Le nuove politiche dell’Ue, mirate a sostenere l'integrazione della “Base industriale e di difesa europea”, già prevedono l'inclusione di aziende ucraine nei consorzi industriali beneficiari di incentivi finanziari, e tale coordinamento dovrà essere ulteriormente rafforzato.

Pertanto, gli investimenti nel settore della difesa ucraino, la produzione congiunta e l’innovazione tecnologica sono fondamentali. Dopo tre anni di guerra, l’Ucraina è riuscita a coprire oltre un terzo delle sue esigenze di armamenti da combattimento attraverso innovazioni domestiche».

L'asse Trump-Putin è, secondo Victoria Vdovychenko, una bomba difficile da disinnescare.

«È la minaccia - commenta - per qualsiasi piano di sviluppo e pace non soltanto in Europa, ma anche nel mondo, perché i teatri geopolitici sono molto interconnessi.

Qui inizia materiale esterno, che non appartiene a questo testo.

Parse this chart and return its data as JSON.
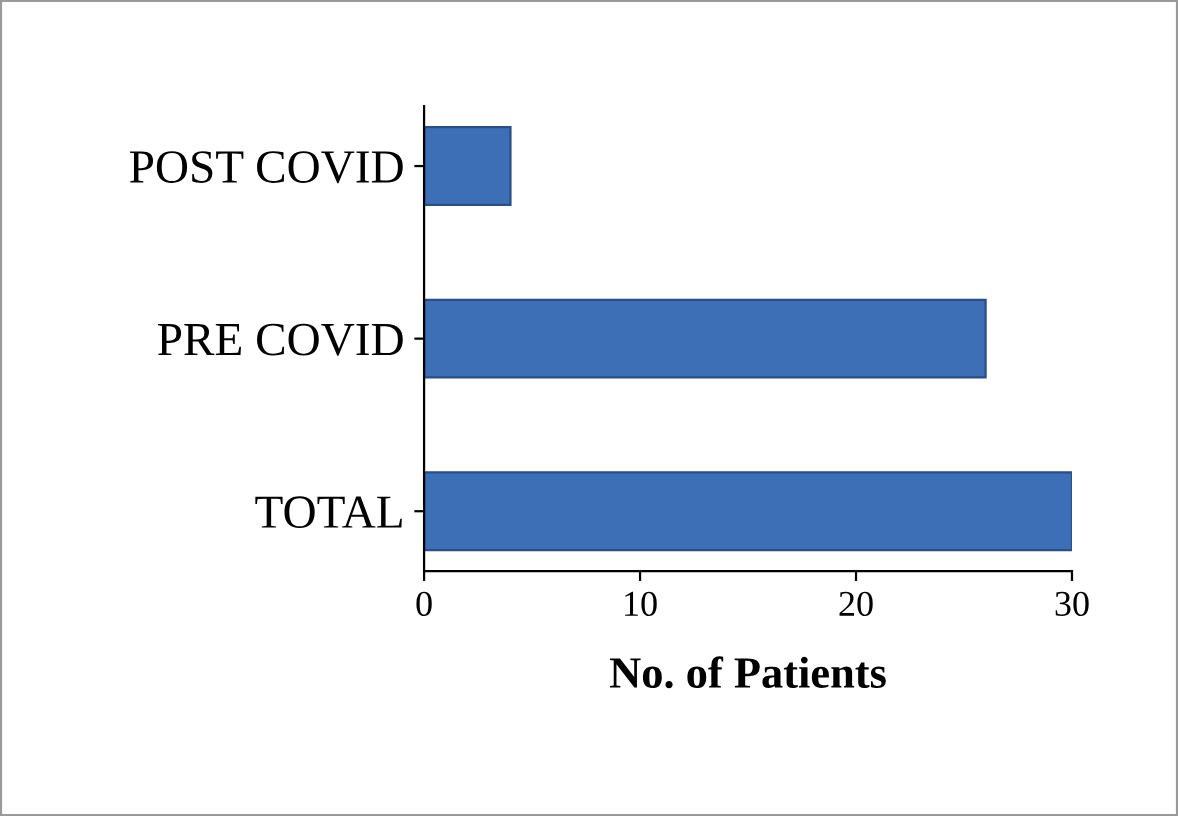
{
  "chart_data": {
    "type": "bar",
    "orientation": "horizontal",
    "xlabel": "No. of Patients",
    "categories": [
      "POST COVID",
      "PRE COVID",
      "TOTAL"
    ],
    "values": [
      4,
      26,
      30
    ],
    "color": "#3d6fb6",
    "xlim": [
      0,
      30
    ],
    "xticks": [
      0,
      10,
      20,
      30
    ],
    "grid": false,
    "legend": false
  }
}
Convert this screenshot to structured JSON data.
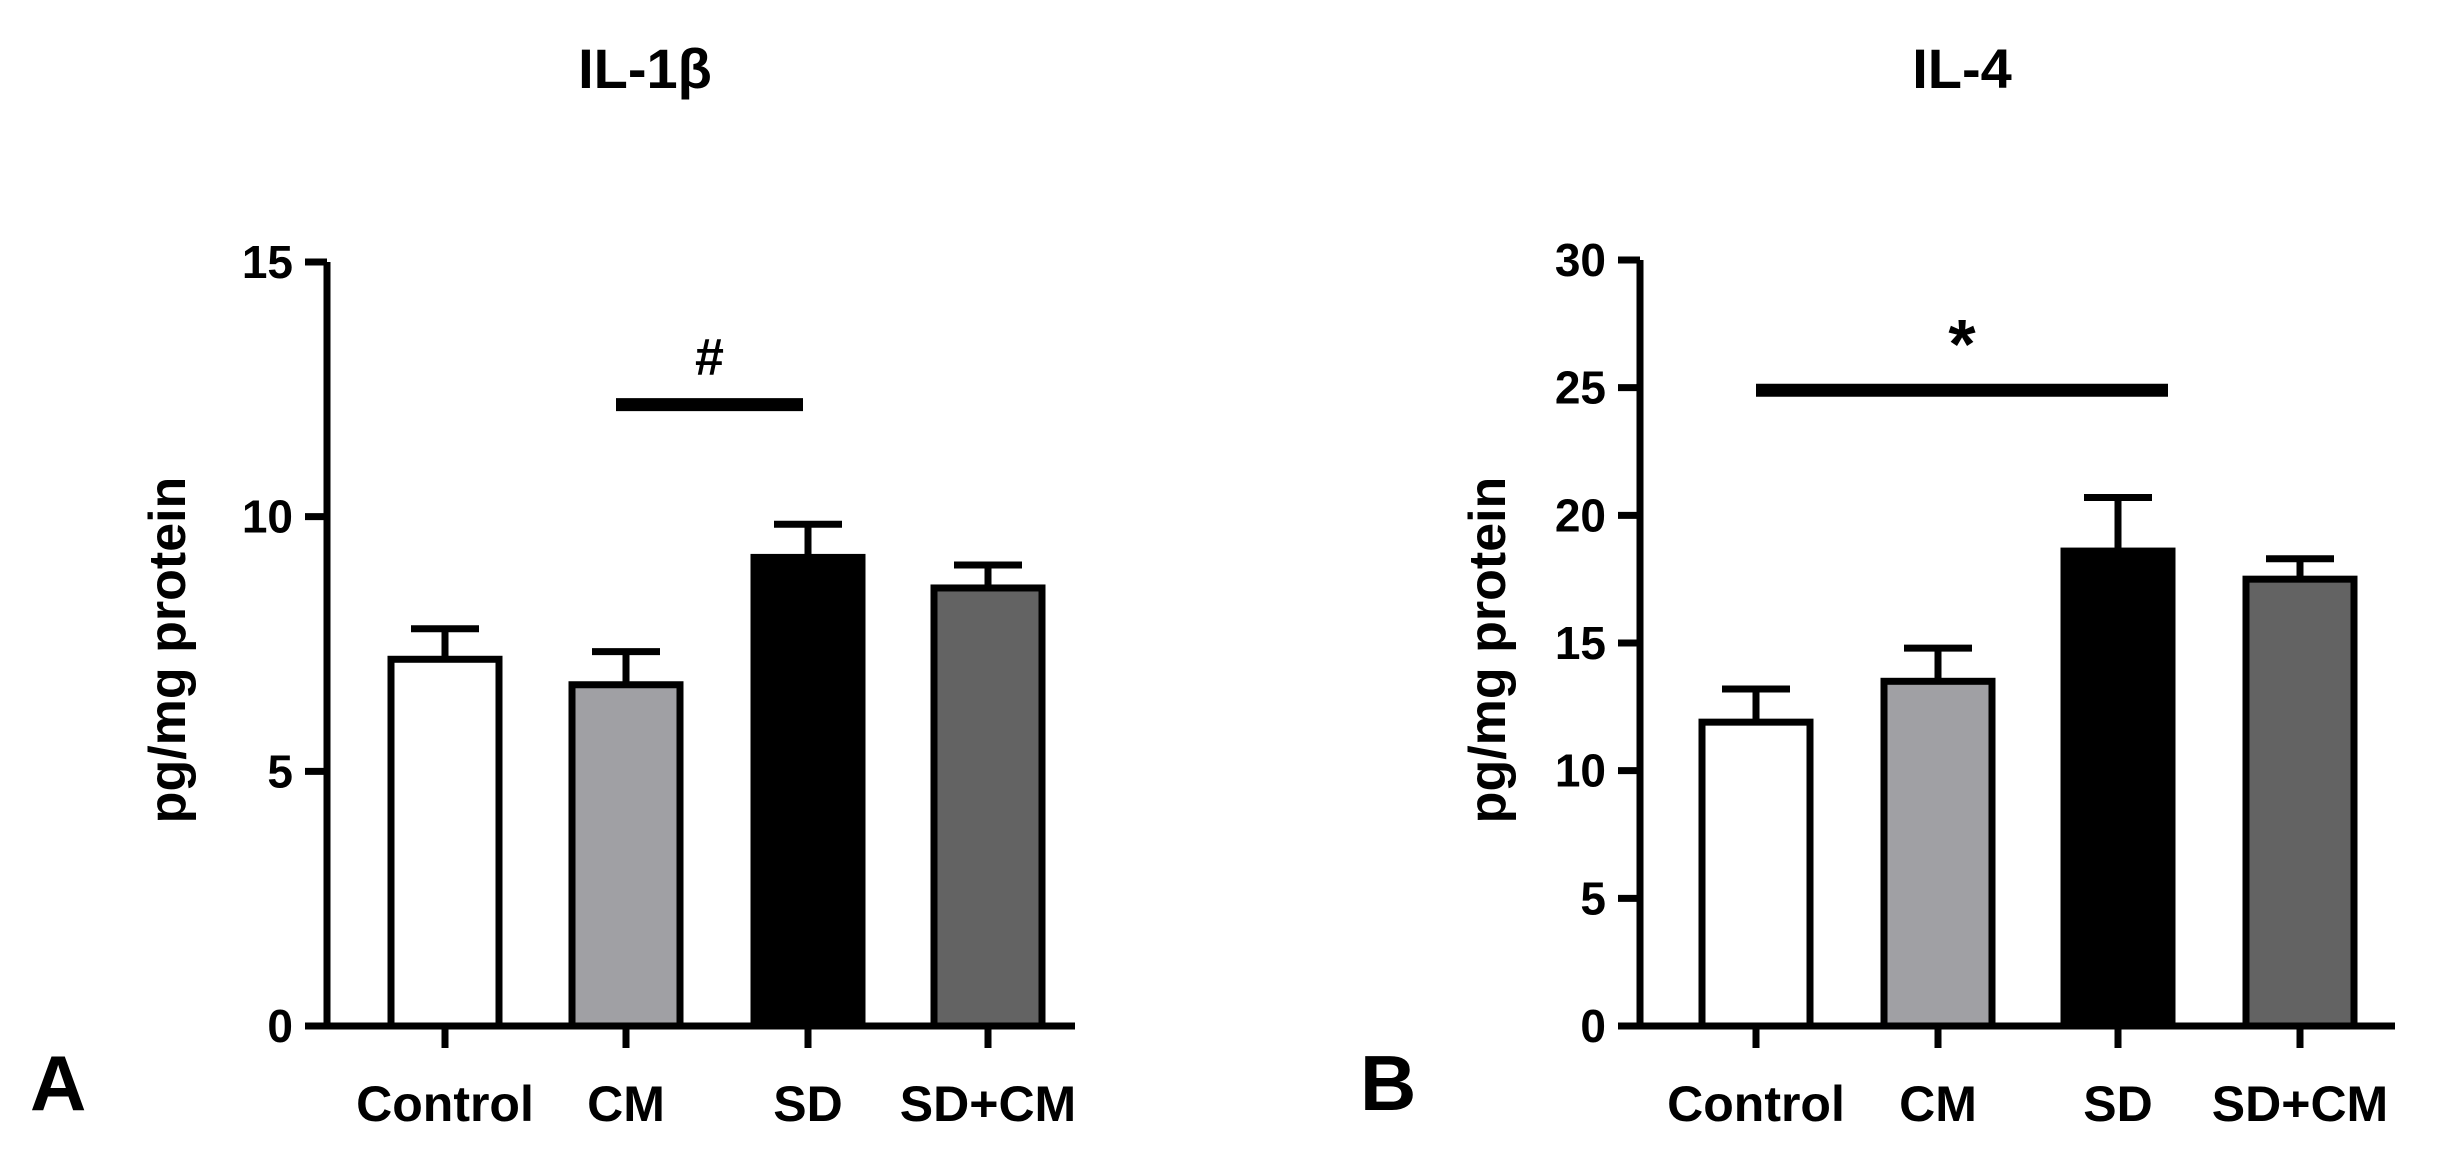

La Russia sta attualizzando in modo sistematico una strategia mirata a diminuire la sensibilità dell’Occidente ai rischi, utilizzando strumenti quali la diplomazia culturale, la diffusione di narrazioni strategiche e l’uso di figure di opposizione controllata.

Al centro di questa strategia vi è l’urgente necessità di indebolire le sanzioni. Una volta raggiunto questo obiettivo, l’erosione della resilienza occidentale diventerà una questione di semplice attuazione tecnica».

Un altro rischio è quello di una “politica di accomodamento” con l’esposizione alle pressioni strategiche di Russia e Cina.

«Solo attraverso un impegno deciso nella difesa collettiva e nella resilienza strategica - conclude Vdovychenko -, l’Europa potrà garantire la propria sicurezza in un contesto geopolitico sempre più instabile.

L’Ucraina, forte della sua storia e della sua attuale resilienza, sa bene che le richieste di Putin, di territorio, neutralità o elettorali, sono, in definitiva, irrilevanti.

Queste pretese non fanno altro che riflettere i veri obiettivi di Mosca: assoggettare l’Ucraina e costringere gli Stati Uniti e la NATO a compromettere i propri principi e interessi, a favore di un ordine globale funzionale alle ambizioni geopolitiche della Russia.

Gli Stati Uniti devono dissolvere la speranza di Putin sulla possibilità di raggiungere i propri obiettivi, sia attraverso i mezzi militari, sia con un presunto accordo di pace.

Questa guerra potrà concludersi solo quando la Russia comprenderà di non poter ottenere la vittoria, né sul campo di battaglia né attraverso le manipolazioni diplomatiche.